Still, caution first. This was a retrospective cohort from one integrated care system.[^1] EHR-based models can inherit the biases of who gets diagnosed, who gets follow-up, and who gets documented thoroughly enough to exist in the data as more than a billing event with a pulse. Broader reviews of fair machine learning in real-world health data make exactly this point: performance is only half the story if the model distributes errors unevenly across populations.[^6]

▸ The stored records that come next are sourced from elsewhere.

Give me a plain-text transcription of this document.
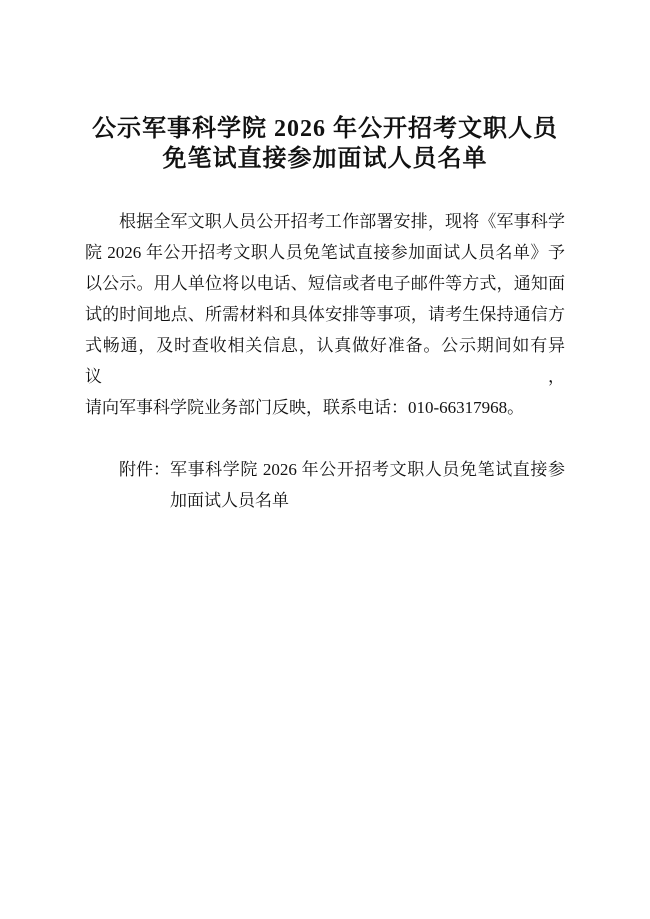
公示军事科学院 2026 年公开招考文职人员
免笔试直接参加面试人员名单
根据全军文职人员公开招考工作部署安排，现将《军事科学
院 2026 年公开招考文职人员免笔试直接参加面试人员名单》予
以公示。用人单位将以电话、短信或者电子邮件等方式，通知面
试的时间地点、所需材料和具体安排等事项，请考生保持通信方
式畅通，及时查收相关信息，认真做好准备。公示期间如有异议，
请向军事科学院业务部门反映，联系电话：010-66317968。
附件： 军事科学院 2026 年公开招考文职人员免笔试直接参
加面试人员名单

So yes, this paper is hopeful. It suggests early eczema might be more than a warning sign - it might be a prediction window. But it also leaves you with that distinctly 2026 feeling: on one hand, we are getting better at seeing risk before disease fully announces itself. On the other hand, we are trusting giant clinical databases and statistical machinery to help decide which child needs more attention. Useful? Absolutely. A little uncanny? Also absolutely. Possibly both. Definitely both.
References
[^1]: Chen W, Zhou B, Schatz M, et al. Machine learning prediction of asthma and allergic rhinitis in children with early-onset atopic dermatitis. J Allergy Clin Immunol. Published online April 17, 2026. doi:10.1016/j.jaci.2026.03.025. PubMed: https://pubmed.ncbi.nlm.nih.gov/42002051/
[^2]: DiGiacomo D. From Eczema to Allergies to Asthma: Understanding the Allergic March. HealthyChildren.org. 2024. https://www.healthychildren.org/English/health-issues/conditions/allergies-asthma/Pages/from-eczema-to-allergies-to-asthma-understanding-the-allergic-march.aspx
[^3]: Hill DA, Spergel JM. The Atopic March: Critical Evidence and Clinical Relevance. Ann Allergy Asthma Immunol. 2018;120(2):131-137. doi:10.1016/j.anai.2017.10.037. PMCID: PMC5806141
[^4]: Lisik D, Özuygur Ermis SS, Milani GPI, et al. Machine learning-derived asthma and allergy trajectories in children: a systematic review and meta-analysis. Eur Respir Rev. 2025. doi:10.1183/16000617.0160-2024. PubMed: https://pubmed.ncbi.nlm.nih.gov/39778923/
[^5]: Ojha T, Patel A, Sivapragasam K, et al. Exploring Machine Learning Applications in Pediatric Asthma Management: Scoping Review. JMIR AI. 2024;3:e57983. doi:10.2196/57983
[^6]: Huang Y, Guo J, Chen WH, et al. A scoping review of fair machine learning techniques when using real-world data. J Biomed Inform. 2024;151:104622. doi:10.1016/j.jbi.2024.104622
Disclaimer: This blog post is a simplified summary of published research for educational purposes. The accompanying illustration is artistic and does not depict actual model architectures, data, or experimental results. Always refer to the original paper for technical details.